All’s fair in love and pollination
Pink lady's-slipper, ON (Photo by NCC)
Humans and orchids have a long history together. The Totonic people of modern day Mexico and the Aztecs cultivated the seed pods of the vanilla orchid as flavouring, which is still used widely today. Orchids also provided medicine, food and adornment to many early Indigenous cultures across the globe.
Orchids are one of the oldest groups of flowering plants, celebrated for their beauty and extraordinary diversity. But these delicate plants are one of nature’s slyest tricksters. Orchids go to impressive lengths to attract unsuspecting pollinators to land on their petals — often with little or no reward.
With most plants, pollinators such as bees, flies and birds are rewarded with nectar or pollen for their services. But about one-third of the estimated 30,000 orchid species in the world rely on pollinator deception. Pollinators are lured by a wide array of colours or odours, without the sweet nectar treat.
Like many lady's-slipper species, pink lady's-slippers are food deceptors. These pink-hued flowers that resemble ballet flats attract bees and other insects with a fruity scent, but offer no nectar. The bees, unaware of the trickery, are attracted to the flower and enter the lip and get trapped. After a few minutes trying to escape the flower, the bees start to make their way under the stigma until a passage through the back of the flower opens. To get out, they have to walk right past the stamens of the plant that smear sticky pollen on the upper side of the bee’s thorax. When the bee visits the next flower, it first leaves pollen on its stigma before picking up a new load of pollen, and fertilizes the plant. Sneaky!
Another way orchids deceive pollinators is through odours. The plants produce an alluring scent that mimics pheromones released by females, attracting males. The lovesick pollinator will then pollinate the flower while attempting to mate with it.
The ram’s head lady's-slipper, which gets its name from the sac-like shape of its lip petal, which resembles the head of a charging ram, are amazingly long-lived, and only reach maturity at 10 to 16 years of age. Ram’s head lady's-slippers are pollinated by small- to mid-sized bees that are attracted to its sweet, but deceptive, scent. Once fertilized, the plants seal up to exclude additional insects.
Unfortunately, orchids face many threats to their survival, from habitat loss, to trampling and collection, to invasive species. Orchids are very sensitive to disturbances, and many species grow under specific and unique conditions that can easily be altered or destroyed.
The Nature Conservancy of Canada (NCC) is working to protect orchid species across Ontario, specifically on the Saugeen Bruce Peninsula, by protecting key areas of habitat. You too can help protect these delicate and important species by being aware of where you are stepping and staying on the trail to limit disturbance. Keeping your pets on a leash, picking up after them and not removing wild flowers from natural areas are all ways that you can help ensure the continued survival of these beautiful and rare plants.

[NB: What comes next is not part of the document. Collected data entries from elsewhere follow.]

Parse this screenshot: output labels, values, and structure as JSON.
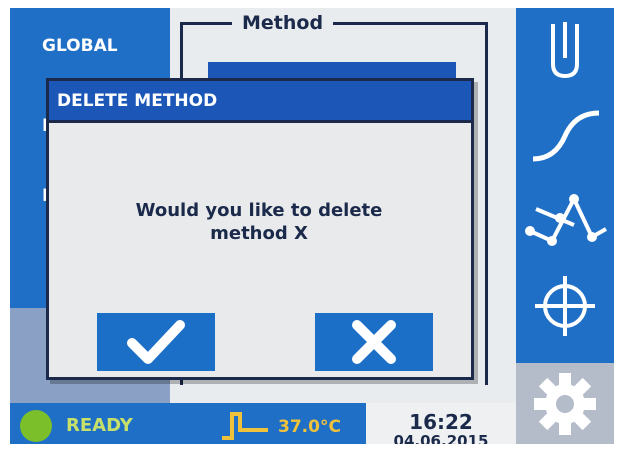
{
  "left_nav": {
    "items": [
      {
        "label": "GLOBAL"
      },
      {
        "label": "RU"
      },
      {
        "label": "PI"
      }
    ]
  },
  "method_panel": {
    "title": "Method"
  },
  "dialog": {
    "title": "DELETE METHOD",
    "message_line1": "Would you like to delete",
    "message_line2": "method X",
    "confirm_icon": "checkmark-icon",
    "cancel_icon": "x-icon"
  },
  "right_toolbar": {
    "tools": [
      {
        "icon": "test-tube-icon"
      },
      {
        "icon": "curve-icon"
      },
      {
        "icon": "graph-nodes-icon"
      },
      {
        "icon": "crosshair-icon"
      },
      {
        "icon": "gear-icon"
      }
    ]
  },
  "status_bar": {
    "status": "READY",
    "status_color": "#7bbf2a",
    "temperature": "37.0°C",
    "time": "16:22",
    "date": "04.06.2015"
  },
  "colors": {
    "primary_blue": "#1f6fc7",
    "dialog_header": "#1c57b8",
    "panel_bg": "#e9ecef",
    "temp_color": "#f0c13a"
  }
}
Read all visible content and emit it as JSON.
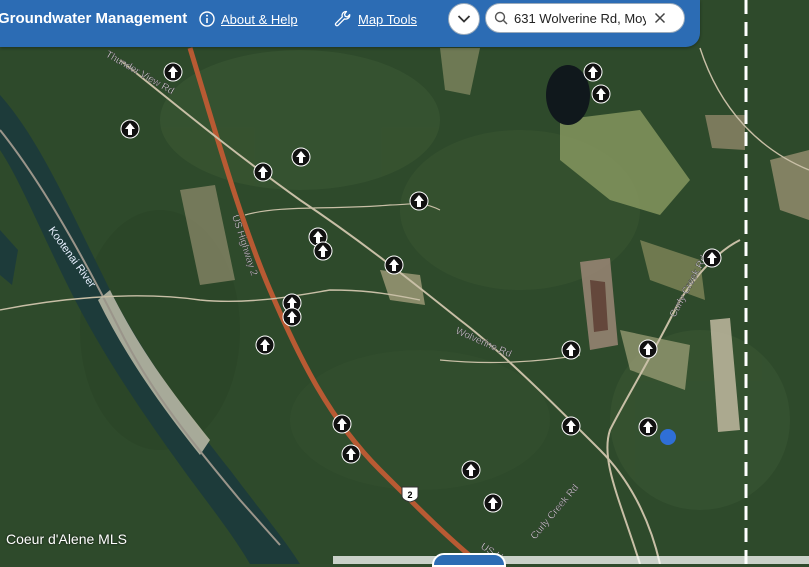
{
  "header": {
    "title": "Groundwater Management",
    "about_label": "About & Help",
    "tools_label": "Map Tools"
  },
  "search": {
    "value": "631 Wolverine Rd, Moy...",
    "placeholder": ""
  },
  "map": {
    "road_labels": {
      "thunder_view": "Thunder View Rd",
      "us_highway": "US Highway 2",
      "us_highway_bottom": "US H",
      "wolverine": "Wolverine Rd",
      "curly_creek_top": "Curly Creek Rd",
      "curly_creek_bottom": "Curly Creek Rd",
      "route_shield": "2"
    },
    "river_label": "Kootenai River",
    "credit": "Coeur d'Alene MLS",
    "colors": {
      "header": "#2c6cb4",
      "highway": "#b85a33",
      "selected_point": "#2f6fd6",
      "boundary": "#ffffff"
    }
  }
}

NCC would like to thank and recognize the members of the Southern Ontario Orchid Society for their support of conservation. Since 1992, the Southern Ontario Orchid Society has donated over $70,000 to support NCC's work in protecting orchid habitat across the province.
Eastern prairie white-fringed orchid
Eastern prairie white-fringed orchid, ON (Photo by NCC)
- 0.5–1 m tall
- Narrow, long leaves
- 10-40 whitish flowers that are 1.8–2.5 cm wide
- Flowering occurs late June to late July; seed capsules ripen in late August/early September
Range in Canada: Ontario, centred around the Great Lakes
Habitat: Wet prairies, fens and bogs
Showy orchis/showy orchid
Showy orchis, ON (Photo by Esme Batten)
- 10-15 cm tall
- Dark green basal leaves
- Up to 15 mauve to pink and white flowers
Range in Canada: Ontario, Quebec and New Brunswick
Habitat: Deciduous, mixed mature or semi-mature forests
Ram’s head lady's-slipper
Ram's head lady's-slipper (Photo by Wikimedia)
- 5-10 cm tall
- Stem is slender and hairy with 3 to 4 deep green leaves
- Solitary greenish-brown and white flowers with dark red veins
- Flowers from May to mid-June
Range: Southern Ontario, reaching from Manitoba east to Nova Scotia.